I've been thinking about these things for a long time, and I appreciate that it all looks absurdly esoteric or simply solipsistic to many. My conservatism is not today's American conservatism, although it could easily find a place in Cameron's Toryism. I have a libertarian streak as well - which puts me at the right end of Toryism. But I hold, following Oakeshott and Burke, that the critical conservative virtue in politics is coherence and balance and practical, prudential openness to change and reform. Remember that Burke, as a Brit, favored American independence.If you cannot see that as conservative in some sense then my arguments will be lost on you. And yes, it's wrapped up in religion, my inability to lose my faith and my attempt to grapple with what that means in today's increasingly fundamentalist world. That's why the core issue in the book is really Christianity, and why I increasingly feel I want to take some time out to explore these theological and spiritual questions with the time and silence they deserve.As for conservatism in America, my own belief is that this, at the deepest level, is a philosophical struggle between the worldviews of Leo Strauss and Michael Oakeshott.
I think this will be the last time I engage Andrew on this question, mostly because I don't think I can access much more until I've read Strauss, Oakeshott, and Andrew's The Conservative Soul. It shames me that I haven't, and it shames me more that I don't know when I'll be able to.
One of the unfortunate things about being ravaged by some object of my curiosity, is the accompanying inability to think long and hard about anything else. So for the past year and half, a large section of my brain has been occupied by the Civil War and Detroit. I'll be done with Detroit soon enough (one hopes), but this Civil War thing will be counted in years not months.

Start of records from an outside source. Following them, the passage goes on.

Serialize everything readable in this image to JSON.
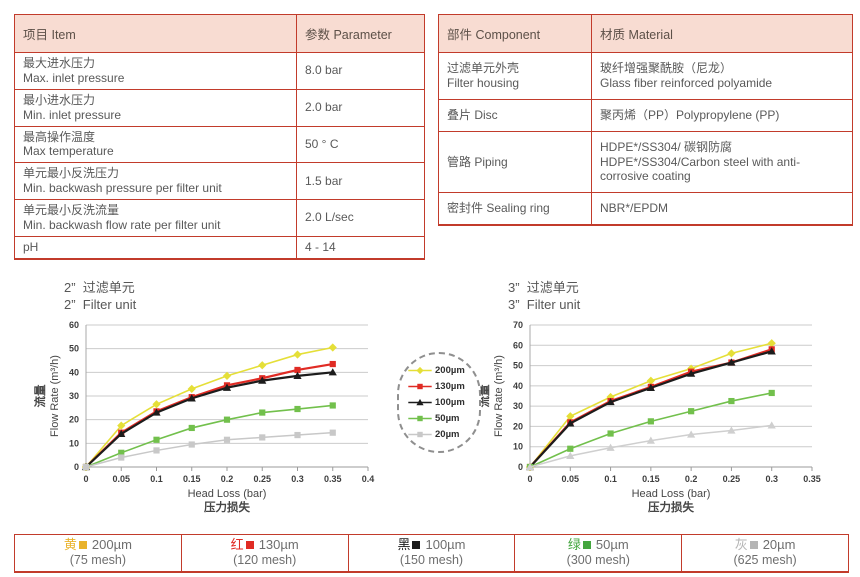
{
  "colors": {
    "table_border": "#c23b2b",
    "table_header_bg": "#f8dcd2",
    "body_text": "#595959"
  },
  "param_table": {
    "headers": [
      "项目 Item",
      "参数 Parameter"
    ],
    "rows": [
      {
        "c1": [
          "最大进水压力",
          "Max. inlet pressure"
        ],
        "c2": [
          "8.0 bar"
        ]
      },
      {
        "c1": [
          "最小进水压力",
          "Min. inlet pressure"
        ],
        "c2": [
          "2.0 bar"
        ]
      },
      {
        "c1": [
          "最高操作温度",
          "Max temperature"
        ],
        "c2": [
          "50 ° C"
        ]
      },
      {
        "c1": [
          "单元最小反洗压力",
          "Min. backwash pressure per filter unit"
        ],
        "c2": [
          "1.5 bar"
        ]
      },
      {
        "c1": [
          "单元最小反洗流量",
          "Min. backwash flow rate per filter unit"
        ],
        "c2": [
          "2.0 L/sec"
        ]
      },
      {
        "c1": [
          "pH"
        ],
        "c2": [
          "4 - 14"
        ]
      }
    ]
  },
  "material_table": {
    "headers": [
      "部件 Component",
      "材质 Material"
    ],
    "rows": [
      {
        "c1": [
          "过滤单元外壳",
          "Filter housing"
        ],
        "c2": [
          "玻纤增强聚酰胺（尼龙）",
          "Glass fiber reinforced polyamide"
        ]
      },
      {
        "c1": [
          "叠片 Disc"
        ],
        "c2": [
          "聚丙烯（PP）Polypropylene (PP)"
        ]
      },
      {
        "c1": [
          "管路 Piping"
        ],
        "c2": [
          "HDPE*/SS304/ 碳钢防腐",
          "HDPE*/SS304/Carbon steel with anti-corrosive coating"
        ]
      },
      {
        "c1": [
          "密封件 Sealing ring"
        ],
        "c2": [
          "NBR*/EPDM"
        ]
      }
    ]
  },
  "chart_data": [
    {
      "type": "line",
      "title_zh": "2”  过滤单元",
      "title_en": "2”  Filter unit",
      "xlabel_en": "Head Loss (bar)",
      "xlabel_zh": "压力损失",
      "ylabel_zh": "流量",
      "ylabel_en": "Flow Rate (m³/h)",
      "xlim": [
        0,
        0.4
      ],
      "ylim": [
        0,
        60
      ],
      "xticks": [
        0,
        0.05,
        0.1,
        0.15,
        0.2,
        0.25,
        0.3,
        0.35,
        0.4
      ],
      "yticks": [
        0,
        10,
        20,
        30,
        40,
        50,
        60
      ],
      "grid": "horizontal",
      "x": [
        0,
        0.05,
        0.1,
        0.15,
        0.2,
        0.25,
        0.3,
        0.35
      ],
      "series": [
        {
          "name": "200µm",
          "color": "#e5df38",
          "marker": "diamond",
          "width": 1.6,
          "values": [
            0,
            17.5,
            26.5,
            33,
            38.5,
            43,
            47.5,
            50.5
          ]
        },
        {
          "name": "130µm",
          "color": "#e02b24",
          "marker": "square",
          "width": 2.2,
          "values": [
            0,
            14.5,
            23.5,
            29.5,
            34.5,
            37.5,
            41,
            43.5
          ]
        },
        {
          "name": "100µm",
          "color": "#1c1c1c",
          "marker": "triangle",
          "width": 2.2,
          "values": [
            0,
            14,
            23,
            29,
            33.5,
            36.5,
            38.5,
            40
          ]
        },
        {
          "name": "50µm",
          "color": "#72c04c",
          "marker": "square",
          "width": 1.6,
          "values": [
            0,
            6,
            11.5,
            16.5,
            20,
            23,
            24.5,
            26
          ]
        },
        {
          "name": "20µm",
          "color": "#c8c8c8",
          "marker": "square",
          "width": 1.5,
          "values": [
            0,
            4,
            7,
            9.5,
            11.5,
            12.5,
            13.5,
            14.5
          ]
        }
      ]
    },
    {
      "type": "line",
      "title_zh": "3”  过滤单元",
      "title_en": "3”  Filter unit",
      "xlabel_en": "Head Loss (bar)",
      "xlabel_zh": "压力损失",
      "ylabel_zh": "流量",
      "ylabel_en": "Flow Rate (m³/h)",
      "xlim": [
        0,
        0.35
      ],
      "ylim": [
        0,
        70
      ],
      "xticks": [
        0,
        0.05,
        0.1,
        0.15,
        0.2,
        0.25,
        0.3,
        0.35
      ],
      "yticks": [
        0,
        10,
        20,
        30,
        40,
        50,
        60,
        70
      ],
      "grid": "horizontal",
      "x": [
        0,
        0.05,
        0.1,
        0.15,
        0.2,
        0.25,
        0.3
      ],
      "series": [
        {
          "name": "200µm",
          "color": "#e5df38",
          "marker": "diamond",
          "width": 1.6,
          "values": [
            0,
            25,
            34.5,
            42.5,
            48.5,
            56,
            61
          ]
        },
        {
          "name": "130µm",
          "color": "#e02b24",
          "marker": "square",
          "width": 2.2,
          "values": [
            0,
            22,
            32.5,
            39.5,
            47,
            51.5,
            58
          ]
        },
        {
          "name": "100µm",
          "color": "#1c1c1c",
          "marker": "triangle",
          "width": 2.2,
          "values": [
            0,
            21.5,
            32,
            39,
            46,
            51.5,
            57
          ]
        },
        {
          "name": "50µm",
          "color": "#72c04c",
          "marker": "square",
          "width": 1.6,
          "values": [
            0,
            9,
            16.5,
            22.5,
            27.5,
            32.5,
            36.5
          ]
        },
        {
          "name": "20µm",
          "color": "#cfcfcf",
          "marker": "triangle",
          "width": 1.5,
          "values": [
            0,
            5.5,
            9.5,
            13,
            16,
            18,
            20.5
          ]
        }
      ]
    }
  ],
  "mid_legend": {
    "entries": [
      {
        "label": "200µm",
        "color": "#e5df38",
        "marker": "diamond"
      },
      {
        "label": "130µm",
        "color": "#e02b24",
        "marker": "square"
      },
      {
        "label": "100µm",
        "color": "#1c1c1c",
        "marker": "triangle"
      },
      {
        "label": "50µm",
        "color": "#72c04c",
        "marker": "square"
      },
      {
        "label": "20µm",
        "color": "#c8c8c8",
        "marker": "square"
      }
    ]
  },
  "bottom_legend": {
    "cells": [
      {
        "color_char": "黄",
        "color": "#e9b32c",
        "size": "200µm",
        "mesh": "(75 mesh)"
      },
      {
        "color_char": "红",
        "color": "#e02b24",
        "size": "130µm",
        "mesh": "(120 mesh)"
      },
      {
        "color_char": "黑",
        "color": "#1c1c1c",
        "size": "100µm",
        "mesh": "(150 mesh)"
      },
      {
        "color_char": "绿",
        "color": "#44a63f",
        "size": "50µm",
        "mesh": "(300 mesh)"
      },
      {
        "color_char": "灰",
        "color": "#b5b5b5",
        "size": "20µm",
        "mesh": "(625 mesh)"
      }
    ]
  }
}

This is why looking at anyone's book-list, or book shelf, and exclaiming "I can't believe you don't have xxxx!!!" will always--always--miss the point. There's too much out there to know. You can't possibly experience it all. For me this is more true. I have to leave space for my own stories, and guard against getting loss in someone else's.
I'm rambling now. But the point I'm trying to get to is this--whatever my disagreements with Andrew, he has my utmost respect as a writer and a thinker. I know what I think I think about his view of conservatism, but I don't know what I really think. Respect calls for the former and not the latter.